Bishop Murphy's legal tactics contradict his other statements, the critics say. He described being moved by the plight of victims, in a report mailed to 400,000 Catholic homes in the Diocese of Rockville Centre.

"To each and every one of them I offer my apologies for what has happened to them and I seek to be as helpful as I can be, listening to their stories and trying as best I can to be brother and priest to them," the bishop wrote. "Their stories are heart-wrenching. They all have been so broken by what has been done to them. They often blame themselves when they should not. They feel guilt when they are guiltless."

The bishop added: "I want so much to reach out and bring peace to the afflicted whose own experiences have been so devastating. Day after day they live this hell."

Dr. Patricia Zirkel, co-chairwoman of the Long Island chapter of Voice of the Faithful, a lay group formed in reaction to the scandals, said: "The bishop does appear to be speaking from both sides of his mouth. As a concerned Catholic, I would call on him to take this language out of the legal papers."

Ms. Ahearn called the bishop hypocritical.

The church made its arguments in civil cases involving the victims of two convicted abusers, Michael Hands, who as a priest sodomized a boy, and Matthew Maiello, a former youth minister who engaged in sex with a young man and three young women, separately and in combinations.

Replying to a suit from two victims, the diocese said that "the culpable conduct of the plaintiffs brought about the alleged injuries and that any award for damages for such injuries should be diminished in the proportion that the plaintiffs' culpable conduct bears to all culpable conduct which brought about the alleged damages."

Similarly, replying to a suit from a mother and father and their molested son, the diocese said that the parents were partly responsible.

The legal papers did not specify how the victims or the parents contributed to the abuses, or to what extent.

"They're saying that victims somehow allowed or encouraged their own abuse, which is a horrific thing to say," said Michael Dowd, the lawyer who filed both suits in State Supreme Court in Garden City. "And to suggest to the parents that they were negligent for allowing a priest to befriend their family is obscene."

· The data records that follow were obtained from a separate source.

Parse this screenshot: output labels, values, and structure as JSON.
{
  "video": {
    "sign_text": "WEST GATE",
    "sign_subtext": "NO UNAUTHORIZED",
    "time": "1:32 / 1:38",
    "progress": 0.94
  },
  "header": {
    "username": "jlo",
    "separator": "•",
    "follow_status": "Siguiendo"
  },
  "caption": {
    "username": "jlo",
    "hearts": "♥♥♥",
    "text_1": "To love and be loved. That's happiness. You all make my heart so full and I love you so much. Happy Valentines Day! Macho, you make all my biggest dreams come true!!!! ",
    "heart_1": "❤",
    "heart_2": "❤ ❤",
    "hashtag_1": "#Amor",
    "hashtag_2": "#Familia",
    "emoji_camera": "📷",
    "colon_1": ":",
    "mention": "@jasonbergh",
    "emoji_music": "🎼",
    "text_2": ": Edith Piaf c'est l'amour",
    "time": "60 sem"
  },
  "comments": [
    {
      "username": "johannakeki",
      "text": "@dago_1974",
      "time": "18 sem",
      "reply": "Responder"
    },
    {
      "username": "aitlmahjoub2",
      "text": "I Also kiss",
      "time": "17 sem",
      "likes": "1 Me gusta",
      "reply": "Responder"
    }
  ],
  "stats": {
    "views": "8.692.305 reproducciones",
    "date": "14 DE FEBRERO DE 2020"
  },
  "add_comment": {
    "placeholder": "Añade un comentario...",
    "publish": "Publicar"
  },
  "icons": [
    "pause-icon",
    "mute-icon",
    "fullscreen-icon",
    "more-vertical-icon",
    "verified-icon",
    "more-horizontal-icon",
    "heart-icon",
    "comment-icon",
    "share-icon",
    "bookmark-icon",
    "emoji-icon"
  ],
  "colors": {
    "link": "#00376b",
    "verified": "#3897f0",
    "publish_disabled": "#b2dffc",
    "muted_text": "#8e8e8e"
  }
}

He noted that Bishop Murphy promised last month to handle court cases "in a responsible and upright manner."

The diocese's lawyer, Brian R. Davey, did not return calls seeking an explanation of the claims. When the diocese was asked, it did not explain the disputed passages but issued this statement from Bishop Murphy:

"The diocese will act properly with regard to legal actions against it and will have to respond legally to legal issues. We do so without ever ceasing to offer therapy and pastoral care to any and every victim regardless of whether or not an individual is involved in litigation with the diocese. We do so regardless of what the press may allege or others may claim. We do so because we are concerned to heal and not to exploit those who already have suffered."